Jehiel Baker, however, might have felt more at home amongst the female nurses, because he didn't quite fit the mold.  For reasons not given in his pension file, Baker was found medically unfit for regular military service.  Still determined to serve in some way, he went to work at the General Hospital in Portsmouth, RI in September, 1862.  Accordingly to the hospital records, he didn't go alone.  Cornelius T. Allen and Pardon S. Allen, also from Westport, began nursing at Portsmouth that September.  All three (and there might have been more!) contracted to serve a year.  Given the dates in Jehiel's file, I have a niggling suspicion that he became ill or something happened at home in June or July, 1863, that necessitated him returning home for a while, but he returned in November to finish out his contract.

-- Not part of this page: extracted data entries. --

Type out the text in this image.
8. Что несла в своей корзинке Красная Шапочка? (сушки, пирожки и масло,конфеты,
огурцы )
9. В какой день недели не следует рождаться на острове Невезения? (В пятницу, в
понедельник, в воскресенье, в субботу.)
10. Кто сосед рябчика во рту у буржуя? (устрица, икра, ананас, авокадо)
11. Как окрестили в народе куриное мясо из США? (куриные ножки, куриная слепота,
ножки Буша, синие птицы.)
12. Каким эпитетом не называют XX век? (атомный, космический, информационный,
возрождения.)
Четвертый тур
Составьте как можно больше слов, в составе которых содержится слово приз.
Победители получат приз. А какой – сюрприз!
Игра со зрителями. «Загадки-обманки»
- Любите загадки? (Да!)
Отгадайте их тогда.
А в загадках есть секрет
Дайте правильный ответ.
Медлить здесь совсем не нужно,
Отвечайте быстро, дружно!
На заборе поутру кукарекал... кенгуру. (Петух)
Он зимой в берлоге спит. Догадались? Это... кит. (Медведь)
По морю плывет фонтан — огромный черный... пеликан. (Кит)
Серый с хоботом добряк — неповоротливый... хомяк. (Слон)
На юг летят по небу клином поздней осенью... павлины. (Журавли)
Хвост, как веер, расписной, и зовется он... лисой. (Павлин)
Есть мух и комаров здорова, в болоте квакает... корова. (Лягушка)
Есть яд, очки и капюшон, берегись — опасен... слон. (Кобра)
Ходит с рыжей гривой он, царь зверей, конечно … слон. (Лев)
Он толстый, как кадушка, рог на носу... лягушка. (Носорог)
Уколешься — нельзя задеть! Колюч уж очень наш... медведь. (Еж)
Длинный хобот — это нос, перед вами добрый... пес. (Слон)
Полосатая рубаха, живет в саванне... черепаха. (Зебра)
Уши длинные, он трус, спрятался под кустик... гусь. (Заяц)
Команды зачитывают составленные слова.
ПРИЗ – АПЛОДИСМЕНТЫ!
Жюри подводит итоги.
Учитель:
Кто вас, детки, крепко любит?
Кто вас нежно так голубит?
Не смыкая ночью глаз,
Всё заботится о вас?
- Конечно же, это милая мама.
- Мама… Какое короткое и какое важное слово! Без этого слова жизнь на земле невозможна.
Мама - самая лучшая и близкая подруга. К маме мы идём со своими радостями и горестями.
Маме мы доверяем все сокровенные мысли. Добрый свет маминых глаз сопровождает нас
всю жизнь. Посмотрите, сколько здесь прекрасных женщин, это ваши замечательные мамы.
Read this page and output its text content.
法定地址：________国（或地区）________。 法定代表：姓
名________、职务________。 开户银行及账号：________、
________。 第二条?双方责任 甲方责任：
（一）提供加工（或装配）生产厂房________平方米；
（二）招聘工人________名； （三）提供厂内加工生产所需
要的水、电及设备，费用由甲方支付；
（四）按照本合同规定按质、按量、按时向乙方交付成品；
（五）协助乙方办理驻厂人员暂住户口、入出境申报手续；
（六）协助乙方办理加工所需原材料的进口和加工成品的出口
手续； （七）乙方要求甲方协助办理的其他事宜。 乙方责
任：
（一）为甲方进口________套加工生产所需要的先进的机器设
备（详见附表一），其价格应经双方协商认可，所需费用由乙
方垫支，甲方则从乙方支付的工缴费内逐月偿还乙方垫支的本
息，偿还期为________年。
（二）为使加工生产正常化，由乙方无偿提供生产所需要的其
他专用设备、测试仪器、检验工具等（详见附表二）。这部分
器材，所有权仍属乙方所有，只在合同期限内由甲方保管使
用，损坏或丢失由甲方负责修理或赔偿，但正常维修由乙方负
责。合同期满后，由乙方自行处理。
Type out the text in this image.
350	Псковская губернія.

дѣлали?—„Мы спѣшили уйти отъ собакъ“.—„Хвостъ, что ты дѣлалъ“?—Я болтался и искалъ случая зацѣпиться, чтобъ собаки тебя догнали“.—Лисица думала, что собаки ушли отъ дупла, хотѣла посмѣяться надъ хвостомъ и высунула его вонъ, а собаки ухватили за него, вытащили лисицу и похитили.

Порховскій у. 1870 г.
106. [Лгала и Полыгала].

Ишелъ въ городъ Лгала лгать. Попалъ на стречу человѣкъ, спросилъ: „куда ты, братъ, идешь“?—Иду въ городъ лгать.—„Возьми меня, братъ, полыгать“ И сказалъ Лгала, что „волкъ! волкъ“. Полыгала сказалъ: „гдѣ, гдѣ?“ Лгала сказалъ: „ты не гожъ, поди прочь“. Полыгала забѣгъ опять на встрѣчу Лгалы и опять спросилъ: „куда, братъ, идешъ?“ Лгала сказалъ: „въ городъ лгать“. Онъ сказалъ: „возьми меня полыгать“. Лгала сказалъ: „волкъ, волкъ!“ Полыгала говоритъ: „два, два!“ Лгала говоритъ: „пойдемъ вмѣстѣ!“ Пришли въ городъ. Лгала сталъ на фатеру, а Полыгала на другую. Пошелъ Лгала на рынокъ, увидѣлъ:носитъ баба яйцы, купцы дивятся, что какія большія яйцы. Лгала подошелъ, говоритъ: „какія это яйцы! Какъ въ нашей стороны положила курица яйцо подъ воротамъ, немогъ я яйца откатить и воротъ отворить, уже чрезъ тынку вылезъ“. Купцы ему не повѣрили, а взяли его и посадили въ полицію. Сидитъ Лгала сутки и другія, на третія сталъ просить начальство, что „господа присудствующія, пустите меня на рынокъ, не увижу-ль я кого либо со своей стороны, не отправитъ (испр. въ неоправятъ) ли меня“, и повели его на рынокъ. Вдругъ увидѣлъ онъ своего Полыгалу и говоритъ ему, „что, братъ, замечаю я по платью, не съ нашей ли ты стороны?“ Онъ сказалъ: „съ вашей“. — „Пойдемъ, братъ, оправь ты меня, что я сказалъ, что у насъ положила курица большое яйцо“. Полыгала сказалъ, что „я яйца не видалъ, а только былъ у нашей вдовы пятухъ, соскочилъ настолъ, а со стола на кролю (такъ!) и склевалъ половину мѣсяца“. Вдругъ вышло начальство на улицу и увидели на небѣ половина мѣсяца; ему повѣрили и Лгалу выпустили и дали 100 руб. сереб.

After the war, Baker married Abby Lydia Gifford, with whom he had a daughter, Mercy Etta (b. 1876).  (Mercy went on to be a poet and artist--some of her work, mostly of what later became Horseneck Beach State Reservation, which her father owned, is actually featured by the Westport Historical Society, so definitely check it out!)  Jehiel seemed to do rather well for himself.  He owned the largest cranberry bogs on Horseneck, and later filed a patent for a 'sanding machine,' to be used in the cranberry bogs; he became the first Sunday School superintendent at the local Methodist Episcopal church.  When he applied for a pension in 1892, he noted that he had a 2/3 interest in a 20 acre cranberry bog, which brought him about $300 a year, as well as a house and small garden.  He biggest problem seems to have been his health.  When he applied for his pension in 1892, he was 55 years old, yet he was already unable to do any physical labor due to rheumatism and chronic dyspepsia (recurring pain in the upper abdomen), and he had lost sight in his right eye, and was losing it in the left.  Unfortunately, the Army Nurses Pension Act covered only female nurses, which meant Jehiel never received a pension for his work.  He died on March 12, 1915.